Widowisko rozpoczęły baletnice, które stworzyły unikatową oprawę i nadały wyjątkowej magii. Jeszcze piękniej zrobiło się gdy na wybieg wkroczyły modelki, a wśród nich pasierbica gwiazdy, Justyna. Wszystko za sprawą zjawiskowych kreacji, nad którymi Minge pracowała od wielu miesięcy.

- Nad tą kolekcją pracowałam kilka miesięcy, ponieważ długo zastanawiałam się jak te "Jezioro Łabędzie" stworzyć w niebanalny sposób. Chciałam oddać charakter pewnej klasyki - powiedziała "Super Expressowi" Minge.
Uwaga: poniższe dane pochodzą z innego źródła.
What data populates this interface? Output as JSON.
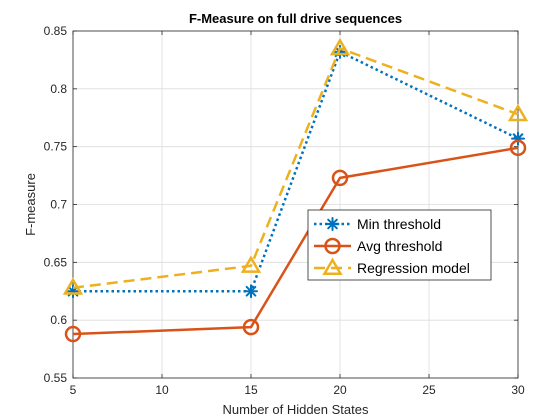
{
  "chart_data": {
    "type": "line",
    "title": "F-Measure on full drive sequences",
    "xlabel": "Number of Hidden States",
    "ylabel": "F-measure",
    "xlim": [
      5,
      30
    ],
    "ylim": [
      0.55,
      0.85
    ],
    "xticks": [
      5,
      10,
      15,
      20,
      25,
      30
    ],
    "yticks": [
      0.55,
      0.6,
      0.65,
      0.7,
      0.75,
      0.8,
      0.85
    ],
    "xtick_labels": [
      "5",
      "10",
      "15",
      "20",
      "25",
      "30"
    ],
    "ytick_labels": [
      "0.55",
      "0.6",
      "0.65",
      "0.7",
      "0.75",
      "0.8",
      "0.85"
    ],
    "grid": true,
    "legend_position": "right-center",
    "x": [
      5,
      15,
      20,
      30
    ],
    "series": [
      {
        "name": "Min threshold",
        "values": [
          0.625,
          0.625,
          0.832,
          0.757
        ],
        "color": "#0072BD",
        "line": "dotted",
        "marker": "asterisk"
      },
      {
        "name": "Avg threshold",
        "values": [
          0.588,
          0.594,
          0.723,
          0.749
        ],
        "color": "#D95319",
        "line": "solid",
        "marker": "circle"
      },
      {
        "name": "Regression model",
        "values": [
          0.628,
          0.647,
          0.835,
          0.778
        ],
        "color": "#EDB120",
        "line": "dashed",
        "marker": "triangle"
      }
    ]
  }
}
I udało się! Jednak wszystkich zaskoczył fakt, że projektantka pokaz postanowiła zrobić w Krynicy-Zdroju, a nie w stolicy. Okazuje się, że to dla niej wyjątkowe i inspirujące miejsce.
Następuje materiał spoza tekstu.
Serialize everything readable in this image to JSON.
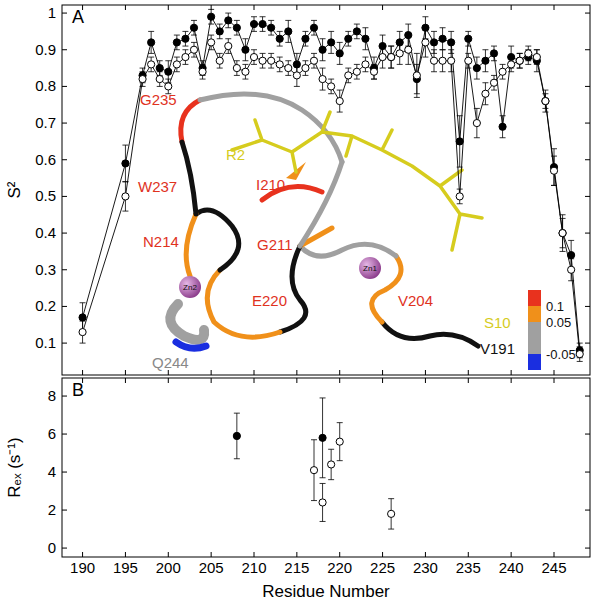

- Rok temu, mniej więcej o tej porze, tu w tym miejscu na tym czarnym potoku, zobaczyłam łabędzie, które wylądowały na potoku. Myślę, że one już odlatywały. Zainspirowało mnie to do zrobienia pokazu więc wróciłam do gniazda dodał - powiedziała.
- Dlaczego nie w Warszawie, a w Krynica-Zdrój? Z kilku powodów. Jednym z nich jest to, że to jest wyjątkowo piękne miejsce, a duże marki, zwłaszcza Włoskie wyprowadziły się z pokazami haute couture właśnie ze stolicy mody Mediolanu. Robią je w różnych pięknych zakątkach kraju. Kiedy we wrześniu zaczyna się babie lato, nie ma nic piękniejszego jak polskie góry, czarny potok - dodała.

Suknie projektu Minge wykonane są z najlepszych, co za tym idzie najdroższych materiałów. Eva która szczególną wagę zwraca do detali, wszystkie kamienie i zdobienia przyszywała ręcznie. To wpływa na cenę produktu.
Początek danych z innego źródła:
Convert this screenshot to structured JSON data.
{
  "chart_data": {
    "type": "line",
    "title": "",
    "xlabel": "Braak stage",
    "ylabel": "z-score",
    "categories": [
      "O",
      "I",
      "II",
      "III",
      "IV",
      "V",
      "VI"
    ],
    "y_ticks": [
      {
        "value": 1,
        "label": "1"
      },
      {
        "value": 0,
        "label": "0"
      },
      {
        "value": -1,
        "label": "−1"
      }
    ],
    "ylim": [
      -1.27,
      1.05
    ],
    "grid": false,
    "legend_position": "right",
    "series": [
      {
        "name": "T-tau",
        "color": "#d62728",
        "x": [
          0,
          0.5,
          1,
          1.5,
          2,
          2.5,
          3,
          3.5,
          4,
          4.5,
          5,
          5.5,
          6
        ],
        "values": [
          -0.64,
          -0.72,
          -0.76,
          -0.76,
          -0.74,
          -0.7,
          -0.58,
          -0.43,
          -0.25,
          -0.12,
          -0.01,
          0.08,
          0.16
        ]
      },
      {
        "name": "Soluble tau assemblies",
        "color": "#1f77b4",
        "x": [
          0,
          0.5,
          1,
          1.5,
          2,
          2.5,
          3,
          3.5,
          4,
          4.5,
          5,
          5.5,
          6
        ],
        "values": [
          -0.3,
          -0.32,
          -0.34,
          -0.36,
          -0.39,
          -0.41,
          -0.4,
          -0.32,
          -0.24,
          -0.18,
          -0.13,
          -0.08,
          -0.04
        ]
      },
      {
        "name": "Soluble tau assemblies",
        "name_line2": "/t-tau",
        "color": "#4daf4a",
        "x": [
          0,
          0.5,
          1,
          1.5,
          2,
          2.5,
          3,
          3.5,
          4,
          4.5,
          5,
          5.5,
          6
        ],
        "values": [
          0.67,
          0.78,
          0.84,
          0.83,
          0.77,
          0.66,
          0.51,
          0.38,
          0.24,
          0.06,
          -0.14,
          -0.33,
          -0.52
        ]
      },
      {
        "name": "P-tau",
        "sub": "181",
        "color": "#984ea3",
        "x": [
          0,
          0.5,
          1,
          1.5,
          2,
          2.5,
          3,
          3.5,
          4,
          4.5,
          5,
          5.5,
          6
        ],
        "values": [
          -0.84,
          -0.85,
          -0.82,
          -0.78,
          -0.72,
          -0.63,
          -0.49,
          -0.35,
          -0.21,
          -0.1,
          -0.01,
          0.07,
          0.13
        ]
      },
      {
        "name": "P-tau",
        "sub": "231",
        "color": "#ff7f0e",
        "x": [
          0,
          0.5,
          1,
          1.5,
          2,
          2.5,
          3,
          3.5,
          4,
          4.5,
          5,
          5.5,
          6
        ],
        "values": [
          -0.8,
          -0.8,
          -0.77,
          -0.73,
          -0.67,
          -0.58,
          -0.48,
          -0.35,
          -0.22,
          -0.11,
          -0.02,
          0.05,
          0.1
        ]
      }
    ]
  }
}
- O sukniach haute couture nie rozmawia się cenowo. W Polsce startują one od kilku tysięcy, do nawet kilkudziesięciu tysięcy złotych. Poza granicami kraju od kilku do kilkudziesięciu euro. I to nie o to chodzi, że to jest jakaś fanaberia, bo nad taką sukienką pracuje się trzy miesiące, a tkanina potrafi kosztować nawet dwa, trzy tysiące za jeden metr - dodała.